No Brasil a palavra “Revolução” também adquiriu uma nova conotação. Muitas vezes representou uma luta de interesses de grupos políticos e economicamente importantes da sociedade sem sequer absorver as mazelas e os interesses das outras classes. Não queremos dizer com isso que os movimentos sociais que aqui ocorreram não tiveram importância. Pelo contrário. Os movimentos do século XIX, o surgimento das corporações de ofício, o anarco-sindicalismo e todas as outras formas de organização social foram fundamentais na contestação da ordem vigente. Avançaram em muitas questões, mas também sofreram com os limites impostos pelo Estado e por sua própria formação histórica. Por isso muitas das mazelas, dos avanços e, fundamentalmente dos limites brasileiros se processam por conta de nossa formação, das relações de poder e do formato econômico vigente durante anos nessas terras. Citando novamente Marx: 

“…não se parte daquilo que os homens dizem, imaginam ou representam, tampouco dos homens pensador, imaginados e representados para, a partir daí, chegar aos homens de carne e osso; parte-se dos homens realmente ativos e, a partir daí, chegar aos homens de carne e osso; parte-se dos homens realmente ativos e a partir de seu processo de vida real, expõe-se também o desenvolvimento dos reflexos ideológicos e dos ecos desse processo de vida”.[5]

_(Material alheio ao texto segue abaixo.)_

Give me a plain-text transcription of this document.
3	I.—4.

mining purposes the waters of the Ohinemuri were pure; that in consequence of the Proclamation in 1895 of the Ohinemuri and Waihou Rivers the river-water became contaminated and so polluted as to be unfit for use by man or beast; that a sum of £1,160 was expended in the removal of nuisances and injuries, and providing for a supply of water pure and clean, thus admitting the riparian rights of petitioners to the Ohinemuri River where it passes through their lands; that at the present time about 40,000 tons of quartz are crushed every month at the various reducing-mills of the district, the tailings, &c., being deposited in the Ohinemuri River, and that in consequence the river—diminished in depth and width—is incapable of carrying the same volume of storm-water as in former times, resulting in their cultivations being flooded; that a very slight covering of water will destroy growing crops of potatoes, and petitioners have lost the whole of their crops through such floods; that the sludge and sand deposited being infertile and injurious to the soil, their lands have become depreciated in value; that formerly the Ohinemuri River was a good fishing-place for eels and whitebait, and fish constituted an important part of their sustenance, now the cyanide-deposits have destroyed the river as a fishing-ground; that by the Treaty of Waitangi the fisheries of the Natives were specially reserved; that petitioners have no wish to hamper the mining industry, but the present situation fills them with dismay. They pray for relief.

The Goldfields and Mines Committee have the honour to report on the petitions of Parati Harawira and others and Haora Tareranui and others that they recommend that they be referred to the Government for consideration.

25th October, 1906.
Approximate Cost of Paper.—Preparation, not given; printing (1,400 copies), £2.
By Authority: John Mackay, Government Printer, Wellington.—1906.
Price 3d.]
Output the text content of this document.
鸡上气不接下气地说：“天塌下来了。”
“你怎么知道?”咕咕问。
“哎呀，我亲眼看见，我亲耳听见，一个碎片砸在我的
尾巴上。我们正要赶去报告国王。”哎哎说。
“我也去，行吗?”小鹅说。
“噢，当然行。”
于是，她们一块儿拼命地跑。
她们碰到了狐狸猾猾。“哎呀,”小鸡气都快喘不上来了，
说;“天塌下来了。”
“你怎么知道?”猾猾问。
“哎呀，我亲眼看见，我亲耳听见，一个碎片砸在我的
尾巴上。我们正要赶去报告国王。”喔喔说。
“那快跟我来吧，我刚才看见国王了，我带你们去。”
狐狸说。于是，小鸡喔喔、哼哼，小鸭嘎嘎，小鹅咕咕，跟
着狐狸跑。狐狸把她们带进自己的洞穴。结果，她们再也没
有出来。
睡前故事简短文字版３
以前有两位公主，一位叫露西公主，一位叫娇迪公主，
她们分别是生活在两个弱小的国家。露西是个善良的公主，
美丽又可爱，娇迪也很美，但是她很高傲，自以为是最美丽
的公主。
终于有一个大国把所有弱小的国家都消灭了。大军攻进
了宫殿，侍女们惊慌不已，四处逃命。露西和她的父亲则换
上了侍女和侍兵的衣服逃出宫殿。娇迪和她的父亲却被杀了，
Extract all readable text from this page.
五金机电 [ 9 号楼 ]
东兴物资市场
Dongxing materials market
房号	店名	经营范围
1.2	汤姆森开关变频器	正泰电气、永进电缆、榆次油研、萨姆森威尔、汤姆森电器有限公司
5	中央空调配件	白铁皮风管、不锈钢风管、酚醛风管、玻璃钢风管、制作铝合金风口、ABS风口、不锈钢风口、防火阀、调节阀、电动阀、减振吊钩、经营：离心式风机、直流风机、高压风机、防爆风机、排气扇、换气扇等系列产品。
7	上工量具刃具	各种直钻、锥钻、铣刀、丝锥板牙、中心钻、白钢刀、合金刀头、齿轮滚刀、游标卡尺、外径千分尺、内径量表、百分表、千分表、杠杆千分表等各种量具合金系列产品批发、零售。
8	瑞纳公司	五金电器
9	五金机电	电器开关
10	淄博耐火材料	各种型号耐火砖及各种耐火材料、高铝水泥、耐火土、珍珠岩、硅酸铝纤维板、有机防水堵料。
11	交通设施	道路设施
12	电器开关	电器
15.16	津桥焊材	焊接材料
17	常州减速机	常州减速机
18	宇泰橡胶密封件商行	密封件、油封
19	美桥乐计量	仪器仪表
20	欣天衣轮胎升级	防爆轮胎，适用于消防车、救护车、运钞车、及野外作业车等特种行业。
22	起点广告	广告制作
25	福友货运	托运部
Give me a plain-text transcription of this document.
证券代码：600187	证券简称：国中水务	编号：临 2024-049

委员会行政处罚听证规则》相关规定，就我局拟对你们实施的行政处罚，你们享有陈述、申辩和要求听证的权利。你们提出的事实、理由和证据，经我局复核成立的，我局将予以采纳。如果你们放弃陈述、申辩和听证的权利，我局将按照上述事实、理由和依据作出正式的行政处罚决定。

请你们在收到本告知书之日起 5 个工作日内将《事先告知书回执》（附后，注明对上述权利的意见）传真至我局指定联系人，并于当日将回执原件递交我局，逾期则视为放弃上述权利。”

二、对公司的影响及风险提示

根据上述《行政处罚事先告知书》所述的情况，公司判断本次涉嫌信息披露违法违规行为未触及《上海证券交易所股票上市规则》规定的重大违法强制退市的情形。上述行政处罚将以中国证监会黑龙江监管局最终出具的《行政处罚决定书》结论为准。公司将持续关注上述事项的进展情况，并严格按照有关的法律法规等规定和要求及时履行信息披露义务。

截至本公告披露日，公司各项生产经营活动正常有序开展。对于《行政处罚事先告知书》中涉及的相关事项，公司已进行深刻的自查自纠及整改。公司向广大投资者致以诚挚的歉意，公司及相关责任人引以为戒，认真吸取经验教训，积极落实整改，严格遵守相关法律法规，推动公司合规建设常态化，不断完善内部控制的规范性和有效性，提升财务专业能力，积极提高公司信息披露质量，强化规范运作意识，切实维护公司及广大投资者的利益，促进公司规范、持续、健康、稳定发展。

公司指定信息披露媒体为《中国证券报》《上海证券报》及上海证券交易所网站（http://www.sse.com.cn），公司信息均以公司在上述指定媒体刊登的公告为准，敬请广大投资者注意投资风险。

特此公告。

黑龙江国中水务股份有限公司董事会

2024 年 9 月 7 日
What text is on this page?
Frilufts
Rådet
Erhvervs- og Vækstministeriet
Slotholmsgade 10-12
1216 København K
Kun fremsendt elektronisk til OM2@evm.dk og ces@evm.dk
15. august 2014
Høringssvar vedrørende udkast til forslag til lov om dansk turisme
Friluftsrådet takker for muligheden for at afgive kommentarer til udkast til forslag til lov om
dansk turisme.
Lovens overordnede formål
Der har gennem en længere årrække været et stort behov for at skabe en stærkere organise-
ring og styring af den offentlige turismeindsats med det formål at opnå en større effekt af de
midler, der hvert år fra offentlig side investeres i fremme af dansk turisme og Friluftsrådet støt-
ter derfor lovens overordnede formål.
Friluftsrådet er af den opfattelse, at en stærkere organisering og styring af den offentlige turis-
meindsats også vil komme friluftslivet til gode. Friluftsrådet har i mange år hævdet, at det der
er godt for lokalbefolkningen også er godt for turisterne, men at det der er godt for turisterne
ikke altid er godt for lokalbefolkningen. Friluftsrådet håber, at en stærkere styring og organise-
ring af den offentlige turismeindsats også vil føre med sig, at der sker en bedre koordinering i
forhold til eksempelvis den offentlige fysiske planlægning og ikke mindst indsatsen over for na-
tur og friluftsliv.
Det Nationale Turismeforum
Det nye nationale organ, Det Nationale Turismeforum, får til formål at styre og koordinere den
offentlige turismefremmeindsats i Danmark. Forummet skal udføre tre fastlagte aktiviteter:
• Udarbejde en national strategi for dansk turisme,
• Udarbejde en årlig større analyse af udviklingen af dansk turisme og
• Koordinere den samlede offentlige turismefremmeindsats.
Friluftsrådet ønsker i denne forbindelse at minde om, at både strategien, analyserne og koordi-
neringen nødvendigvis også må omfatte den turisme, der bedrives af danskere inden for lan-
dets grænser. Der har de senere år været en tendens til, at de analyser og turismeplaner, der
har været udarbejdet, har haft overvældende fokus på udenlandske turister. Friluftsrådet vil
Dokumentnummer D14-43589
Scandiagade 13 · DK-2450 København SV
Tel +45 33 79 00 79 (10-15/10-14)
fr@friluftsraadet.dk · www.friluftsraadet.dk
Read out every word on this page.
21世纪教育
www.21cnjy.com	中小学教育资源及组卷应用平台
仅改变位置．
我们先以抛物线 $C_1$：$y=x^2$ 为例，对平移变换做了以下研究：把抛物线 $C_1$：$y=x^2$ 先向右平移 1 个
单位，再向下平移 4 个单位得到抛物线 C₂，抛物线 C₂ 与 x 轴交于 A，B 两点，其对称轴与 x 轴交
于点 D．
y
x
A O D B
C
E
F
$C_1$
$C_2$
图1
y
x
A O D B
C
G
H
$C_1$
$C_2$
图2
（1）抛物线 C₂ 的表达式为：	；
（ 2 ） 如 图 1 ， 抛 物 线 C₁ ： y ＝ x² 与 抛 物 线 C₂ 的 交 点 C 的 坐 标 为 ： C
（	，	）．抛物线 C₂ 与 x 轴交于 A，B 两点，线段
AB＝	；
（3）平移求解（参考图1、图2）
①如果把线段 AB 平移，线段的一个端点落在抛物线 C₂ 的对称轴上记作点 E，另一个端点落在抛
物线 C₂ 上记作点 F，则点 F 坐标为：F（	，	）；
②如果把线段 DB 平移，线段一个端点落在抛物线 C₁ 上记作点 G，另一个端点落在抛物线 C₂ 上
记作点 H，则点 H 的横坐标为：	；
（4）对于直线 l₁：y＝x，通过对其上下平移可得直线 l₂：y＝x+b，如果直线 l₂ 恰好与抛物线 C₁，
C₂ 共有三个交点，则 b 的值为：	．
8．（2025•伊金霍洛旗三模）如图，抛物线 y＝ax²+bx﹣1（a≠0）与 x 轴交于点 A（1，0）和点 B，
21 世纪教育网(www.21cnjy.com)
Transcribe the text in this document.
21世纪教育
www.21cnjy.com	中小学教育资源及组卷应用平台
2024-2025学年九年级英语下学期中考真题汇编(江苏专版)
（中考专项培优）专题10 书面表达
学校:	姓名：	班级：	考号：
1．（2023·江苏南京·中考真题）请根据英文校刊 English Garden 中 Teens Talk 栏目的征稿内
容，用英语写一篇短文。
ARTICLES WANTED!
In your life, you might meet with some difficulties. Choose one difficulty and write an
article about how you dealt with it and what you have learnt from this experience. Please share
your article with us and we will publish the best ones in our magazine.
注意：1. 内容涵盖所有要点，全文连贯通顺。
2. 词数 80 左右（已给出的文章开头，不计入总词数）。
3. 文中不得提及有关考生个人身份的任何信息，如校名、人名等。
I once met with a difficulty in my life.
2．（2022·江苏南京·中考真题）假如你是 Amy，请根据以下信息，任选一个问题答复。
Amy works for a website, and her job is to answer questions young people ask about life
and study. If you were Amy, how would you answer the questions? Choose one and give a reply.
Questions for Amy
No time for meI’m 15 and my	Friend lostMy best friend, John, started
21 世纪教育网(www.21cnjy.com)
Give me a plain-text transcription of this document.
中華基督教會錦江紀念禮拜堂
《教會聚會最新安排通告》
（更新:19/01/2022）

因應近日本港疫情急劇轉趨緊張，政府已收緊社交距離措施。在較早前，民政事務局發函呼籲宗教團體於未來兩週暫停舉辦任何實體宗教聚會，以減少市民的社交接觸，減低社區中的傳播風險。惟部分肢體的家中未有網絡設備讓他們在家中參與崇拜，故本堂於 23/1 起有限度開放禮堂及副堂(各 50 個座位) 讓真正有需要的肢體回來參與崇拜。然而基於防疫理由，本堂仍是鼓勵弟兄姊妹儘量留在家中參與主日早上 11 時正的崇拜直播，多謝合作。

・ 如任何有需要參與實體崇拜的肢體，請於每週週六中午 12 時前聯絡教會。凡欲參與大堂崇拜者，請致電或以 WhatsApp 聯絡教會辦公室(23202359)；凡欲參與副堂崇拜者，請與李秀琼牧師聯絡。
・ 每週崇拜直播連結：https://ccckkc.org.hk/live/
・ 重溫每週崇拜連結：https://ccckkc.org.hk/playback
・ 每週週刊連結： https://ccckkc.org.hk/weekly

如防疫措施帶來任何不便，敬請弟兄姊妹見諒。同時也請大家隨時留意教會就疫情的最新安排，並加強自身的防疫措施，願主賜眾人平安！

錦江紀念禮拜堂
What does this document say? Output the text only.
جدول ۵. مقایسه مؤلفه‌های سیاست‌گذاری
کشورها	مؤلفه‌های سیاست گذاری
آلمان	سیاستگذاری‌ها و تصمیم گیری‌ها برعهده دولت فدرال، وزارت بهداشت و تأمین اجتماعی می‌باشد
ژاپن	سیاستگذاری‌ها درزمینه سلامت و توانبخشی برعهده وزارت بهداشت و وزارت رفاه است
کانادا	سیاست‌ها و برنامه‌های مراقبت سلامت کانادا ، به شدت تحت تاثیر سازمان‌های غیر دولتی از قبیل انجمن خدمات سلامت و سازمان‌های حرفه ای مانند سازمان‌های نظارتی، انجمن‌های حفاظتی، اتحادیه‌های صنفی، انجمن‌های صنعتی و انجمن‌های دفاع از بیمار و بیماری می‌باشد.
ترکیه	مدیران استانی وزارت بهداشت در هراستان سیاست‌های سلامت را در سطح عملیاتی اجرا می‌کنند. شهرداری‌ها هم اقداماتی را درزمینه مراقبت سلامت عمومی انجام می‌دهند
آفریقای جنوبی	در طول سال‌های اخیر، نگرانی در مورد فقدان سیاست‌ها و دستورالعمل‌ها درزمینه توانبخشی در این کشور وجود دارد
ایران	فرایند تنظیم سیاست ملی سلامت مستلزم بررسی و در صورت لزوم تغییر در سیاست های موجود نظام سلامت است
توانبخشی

Muito sobre essa particularidade brasileira e sobre estes aspectos formativos J. Chasin contribuiu. Suas análises e sua objetividade analítica deram as principais perspectivas sobre os imperativos imanentes do seu caráter subordinado apesar dos estágios de “modernização” alcançados nos séculos XX e XXI. Para J. Chasin evolução e progresso nacional são considerados dados positivos de desenvolvimento, mas, na particularidade brasileira, escondem a perspectiva da subordinação, da miséria e da exclusão, veja:

“Desprovido de energia econômica e por isso mesmo incapaz de promover a malha societária que aglutine organicamente seus habitantes, pela mediação articulada das classes e segmentos, o quadro brasileiro da dominação proprietária é completado cruel e coerentemente pelo exercício autocrático do poder político. Pelo caráter, dinâmica e perspectiva do capital atrófico e de sua (des)ordem social e política, a reiteração da excludência entre evolução nacional e progresso social é sua única lógica, bem como, em verdade, há muito de eufemismo no que concerne à assim designada evolução nacional”.[6]

Apesar de ter sido um breve retrato da formação brasileira, a idéia inicial deste texto procurou salientar que a lógica específica da formação brasileira não pode ser aprisionada por nenhum modelo de entendimento ou por uma idéia ou modismo historiográfico. A dimensão brasileira precisa ser compreendida por ela própria e apreendida com o esforço da pesquisa e dos estudos acadêmicos. Hoje comparamos o país com potências econômicas. Temos visto a crise econômica, a crise do senado e uma série de problemas sociais que o Brasil não consegue solucionar. Muito de tudo isso se deve a uma história que pouco conseguimos e conseguiremos mudar. Para minimizar os resultados da nossa história é preciso, primeiramente, conhecê-la e, além disso, em sala de aula, promover a reflexão, a conscientização e a prática de novas idéias e atitudes.

Profª Drª Fabiana Scoleso – Professora colaboradora do curso de pós-graduação em História, Sociedade e Cultura da PUC-SP


[1] PRADO JR, Caio. Evolução política do Brasil. 2 ed. Brasiliense: São Paulo, 1947.

[2] PRADO JR, Caio. História econômica do Brasil. 14 ed. Brasiliense: São Paulo, 1974.

[3] GORENDER, Jacob. O escravismo no Brasil. 2 ed. Ática: São Paulo, 1978.

[4] MARX, Karl, ENGELS, Friedrich. A ideologia alemã. Boitempo: São Paulo, 2007. P. 86

[5] Idem Ibidem, p. 94.

[6] CHASIN, José. A sucessão na crise e a crise na esquerda. In: Revista Escrita Ensaio: São Paulo, nº 17/18, p. 49.